最近Mongodb会经常突然挂掉,检查日志发现如下的错误:
tcmalloc: large alloc 2061584302080 bytes == (nil) @
Tue Nov 26 17:45:04.539 out of memory, printing stack and exiting:
0xdddd81 0x6cfb4e 0x121021d 0xafcc1f 0xaf815f 0xaf8d1d 0xaf8e0f 0xaf52ae 0xaf53c9 0xb1eb11 0x8ab6a2 0x8d78ca 0x8d951d 0x8daa72 0xa80970 0xa8523c 0x9f9079 0x9fa5a3 0x6e8b88 0xdca34e
./mongod(_ZN5mongo15printStackTraceERSo+0x21) [0xdddd81]

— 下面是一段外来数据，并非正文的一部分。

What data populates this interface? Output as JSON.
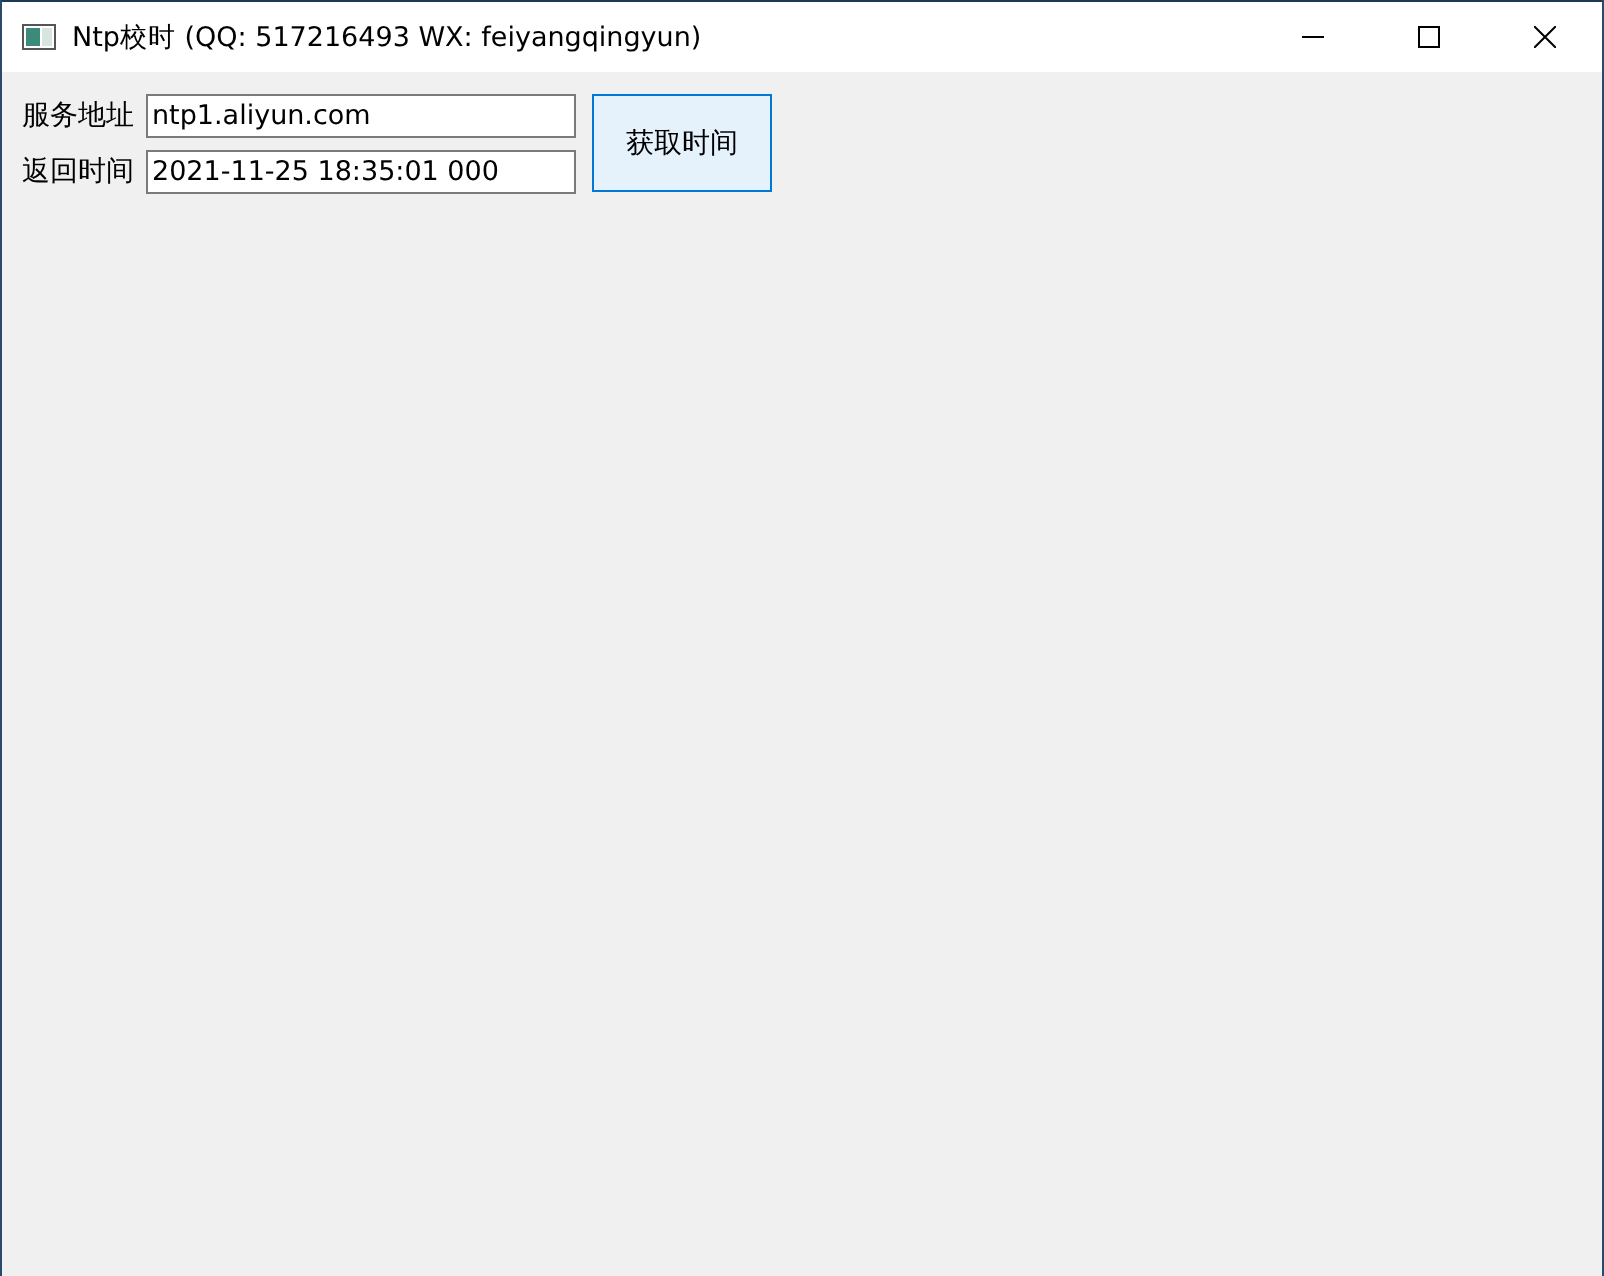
{
  "window": {
    "title": "Ntp校时 (QQ: 517216493 WX: feiyangqingyun)"
  },
  "fields": [
    {
      "label": "服务地址",
      "value": "ntp1.aliyun.com"
    },
    {
      "label": "返回时间",
      "value": "2021-11-25 18:35:01 000"
    }
  ],
  "button": {
    "label": "获取时间"
  }
}
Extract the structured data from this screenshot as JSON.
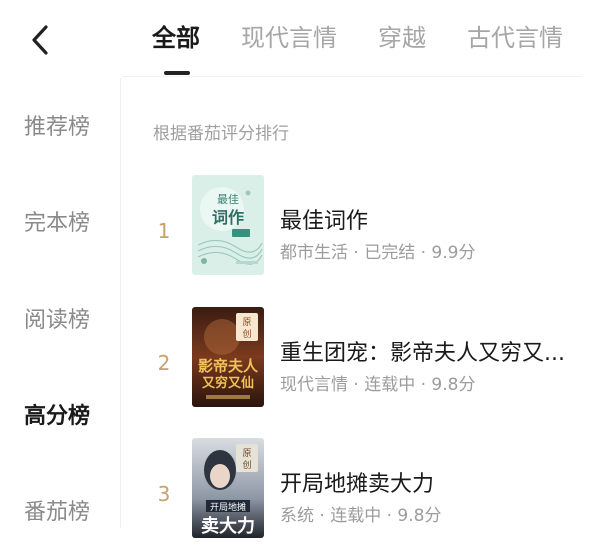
{
  "header": {
    "tabs": [
      {
        "label": "全部"
      },
      {
        "label": "现代言情"
      },
      {
        "label": "穿越"
      },
      {
        "label": "古代言情"
      }
    ]
  },
  "sidebar": {
    "items": [
      {
        "label": "推荐榜"
      },
      {
        "label": "完本榜"
      },
      {
        "label": "阅读榜"
      },
      {
        "label": "高分榜"
      },
      {
        "label": "番茄榜"
      }
    ]
  },
  "main": {
    "subtitle": "根据番茄评分排行",
    "books": [
      {
        "rank": "1",
        "title": "最佳词作",
        "meta": "都市生活 · 已完结 · 9.9分",
        "cover_text": "最佳词作"
      },
      {
        "rank": "2",
        "title": "重生团宠：影帝夫人又穷又...",
        "meta": "现代言情 · 连载中 · 9.8分",
        "cover_badge": "原创",
        "cover_text": "影帝夫人又穷又仙"
      },
      {
        "rank": "3",
        "title": "开局地摊卖大力",
        "meta": "系统 · 连载中 · 9.8分",
        "cover_badge": "原创",
        "cover_text": "开局地摊卖大力"
      }
    ]
  }
}
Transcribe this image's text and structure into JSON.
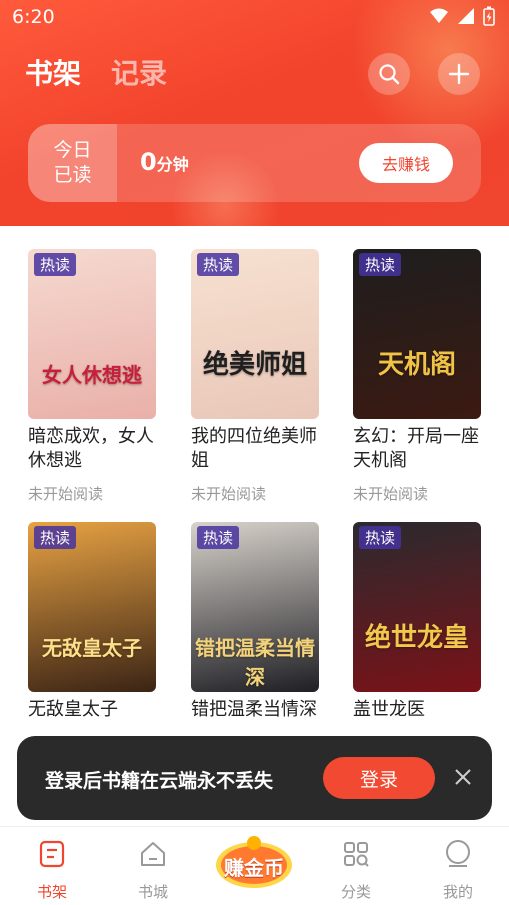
{
  "status_bar": {
    "time": "6:20"
  },
  "header": {
    "tabs": [
      {
        "label": "书架"
      },
      {
        "label": "记录"
      }
    ],
    "today_read": {
      "label_line1": "今日",
      "label_line2": "已读",
      "value": "0",
      "unit": "分钟",
      "earn_button": "去赚钱"
    }
  },
  "books": [
    {
      "title": "暗恋成欢，女人休想逃",
      "status": "未开始阅读",
      "tag": "热读",
      "cover_text": "女人休想逃",
      "cover_colors": [
        "#f5d9cf",
        "#e9b0a9"
      ],
      "cover_text_color": "#c81e3a"
    },
    {
      "title": "我的四位绝美师姐",
      "status": "未开始阅读",
      "tag": "热读",
      "cover_text": "绝美师姐",
      "cover_colors": [
        "#f7e1d1",
        "#e9c7b8"
      ],
      "cover_text_color": "#1f1f1f"
    },
    {
      "title": "玄幻：开局一座天机阁",
      "status": "未开始阅读",
      "tag": "热读",
      "cover_text": "天机阁",
      "cover_colors": [
        "#1e1e1e",
        "#3b1a12"
      ],
      "cover_text_color": "#f0c347"
    },
    {
      "title": "无敌皇太子",
      "status": "",
      "tag": "热读",
      "cover_text": "无敌皇太子",
      "cover_colors": [
        "#e7a243",
        "#3b2415"
      ],
      "cover_text_color": "#ffe08a"
    },
    {
      "title": "错把温柔当情深",
      "status": "",
      "tag": "热读",
      "cover_text": "错把温柔当情深",
      "cover_colors": [
        "#d8d2cb",
        "#1f1f24"
      ],
      "cover_text_color": "#f3d27a"
    },
    {
      "title": "盖世龙医",
      "status": "",
      "tag": "热读",
      "cover_text": "绝世龙皇",
      "cover_colors": [
        "#2a2a2e",
        "#7a1218"
      ],
      "cover_text_color": "#f1c84a"
    }
  ],
  "toast": {
    "message": "登录后书籍在云端永不丢失",
    "login_button": "登录"
  },
  "bottom_nav": [
    {
      "label": "书架",
      "icon": "bookshelf-icon",
      "active": true
    },
    {
      "label": "书城",
      "icon": "home-icon",
      "active": false
    },
    {
      "label": "赚金币",
      "icon": "coin-badge",
      "active": false
    },
    {
      "label": "分类",
      "icon": "category-icon",
      "active": false
    },
    {
      "label": "我的",
      "icon": "profile-icon",
      "active": false
    }
  ],
  "colors": {
    "accent": "#f0452f",
    "toast_bg": "#2a2a2a",
    "hot_tag": "#4632a0"
  }
}
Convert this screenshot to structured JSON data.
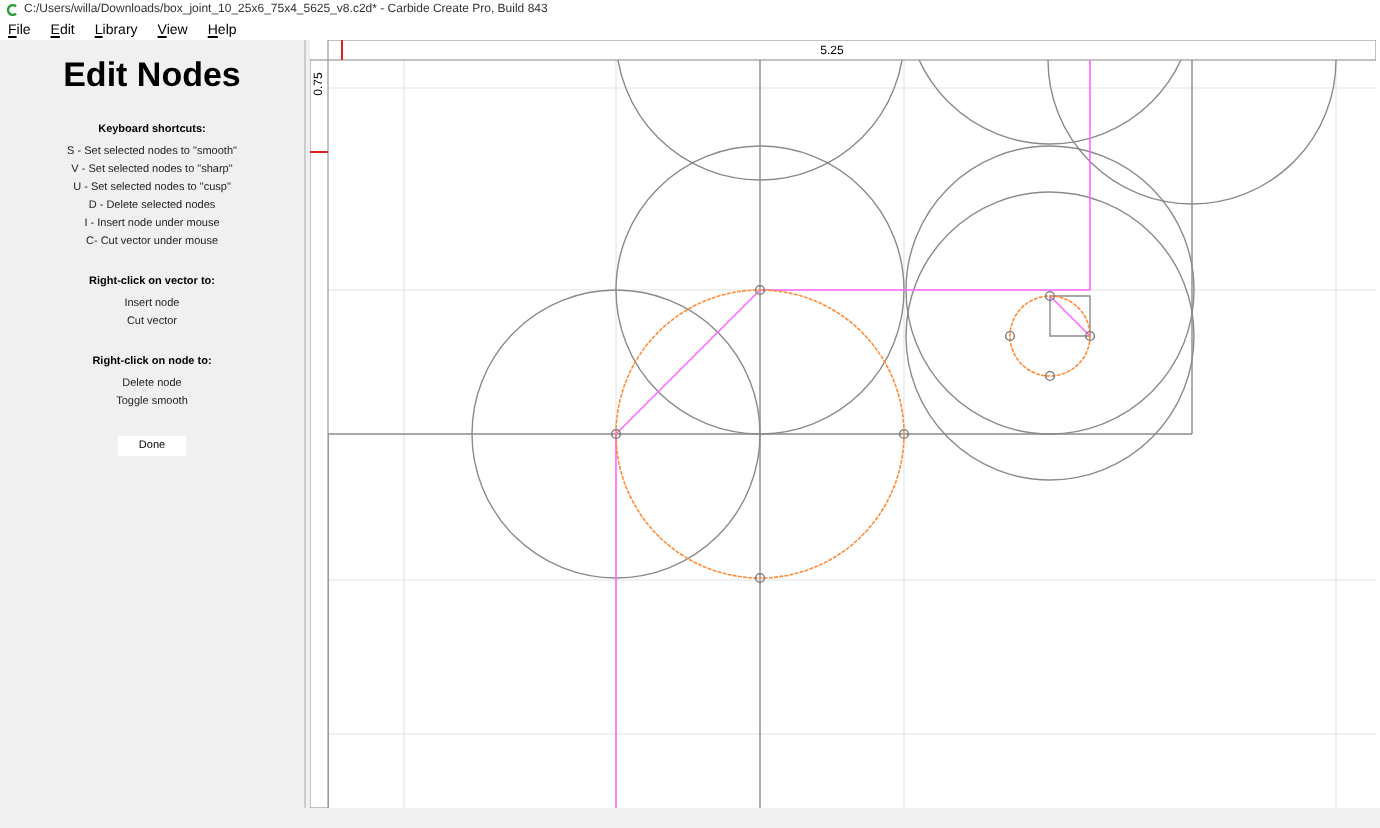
{
  "window": {
    "title": "C:/Users/willa/Downloads/box_joint_10_25x6_75x4_5625_v8.c2d* - Carbide Create Pro, Build 843"
  },
  "menu": [
    {
      "label": "File"
    },
    {
      "label": "Edit"
    },
    {
      "label": "Library"
    },
    {
      "label": "View"
    },
    {
      "label": "Help"
    }
  ],
  "panel": {
    "title": "Edit Nodes",
    "sections": [
      {
        "heading": "Keyboard shortcuts:",
        "items": [
          "S - Set selected nodes to \"smooth\"",
          "V - Set selected nodes to \"sharp\"",
          "U - Set selected nodes to \"cusp\"",
          "D - Delete selected nodes",
          "I - Insert node under mouse",
          "C- Cut vector under mouse"
        ]
      },
      {
        "heading": "Right-click on vector to:",
        "items": [
          "Insert node",
          "Cut vector"
        ]
      },
      {
        "heading": "Right-click on node to:",
        "items": [
          "Delete node",
          "Toggle smooth"
        ]
      }
    ],
    "button": "Done"
  },
  "canvas": {
    "top_ruler_label": "5.25",
    "left_ruler_label": "0.75"
  }
}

./mongod(_ZN5mongo14my_new_handlerEv+0x3e) [0x6cfb4e]
./mongod(_Znwm+0x6d) [0x121021d]
./mongod(_ZNSt6vectorIN5mongo18DocumentSourceSort9KeyAndDocESaIS2_EE7reserveEm+0x6f) [0xafcc1f]
./mongod(_ZN5mongo18DocumentSourceSort12populateTopKEv+0x6f) [0xaf815f]
./mongod(_ZN5mongo18DocumentSourceSort8populateEv+0x2d) [0xaf8d1d]
./mongod(_ZN5mongo18DocumentSourceSort3eofEv+0xf) [0xaf8e0f]
./mongod(_ZN5mongo18DocumentSourceSkip7skipperEv+0x6e) [0xaf52ae]
./mongod(_ZN5mongo18DocumentSourceSkip3eofEv+0x9) [0xaf53c9]
./mongod(_ZN5mongo8Pipeline3runERNS_14BSONObjBuilderERSs+0x1b1) [0xb1eb11]
./mongod(_ZN5mongo15PipelineCommand3runERKSsRNS_7BSONObjEiRSsRNS_14BSONObjBuilderEb+0x132) [0x8ab6a2]
./mongod(_ZN5mongo12_execCommandEPNS_7CommandERKSsRNS_7BSONObjEiRSsRNS_14BSONObjBuilderEb+0x3a) [0x8d78ca]
./mongod(_ZN5mongo7Command11execCommandEPS0_RNS_6ClientEiPKcRNS_7BSONObjERNS_14BSONObjBuilderEb+0x71d) [0x8d951d]
./mongod(_ZN5mongo12_runCommandsEPKcRNS_7BSONObjERNS_11_BufBuilderINS_16TrivialAllocatorEEERNS_14BSONObjBuilderEbi+0x5f2) [0x8daa72]
./mongod(_ZN5mongo11runCommandsEPKcRNS_7BSONObjERNS_5CurOpERNS_11_BufBuilderINS_16TrivialAllocatorEEERNS_14BSONObjBuilderEbi+0x40) [0xa80970]
./mongod(_ZN5mongo8runQueryERNS_7MessageERNS_12QueryMessageERNS_5CurOpES1_+0xd7c) [0xa8523c]
./mongod() [0x9f9079]
./mongod(_ZN5mongo16assembleResponseERNS_7MessageERNS_10DbResponseERKNS_11HostAndPortE+0x383) [0x9fa5a3]
./mongod(_ZN5mongo16MyMessageHandler7processERNS_7MessageEPNS_21AbstractMessagingPortEPNS_9LastErrorE+0x98) [0x6e8b88]
./mongod(_ZN5mongo17PortMessageServer17handleIncomingMsgEPv+0x42e) [0xdca34e]
内存溢出了,一开始我以为是有些排序没有加索引,后来一些地方加了索引后还是会出现,细想了下,如果是没加索引的话,是不会让整个Mongodb宕机的。
后来在Mongodb的issue上查到了这样一条提交的bug清单SERVER-10136(https://jira.mongodb.org/browse/SERVER-10136)。
原来aggregation如果传递一个$skip特别大的值的时候,就会内存溢出。我看到这个bug已经被修复了,不过是在2.5.2版本,最新的稳定版是2.4.8。所以我们需要在自己的应用程序里面控制,让$skip的值不要超出总长。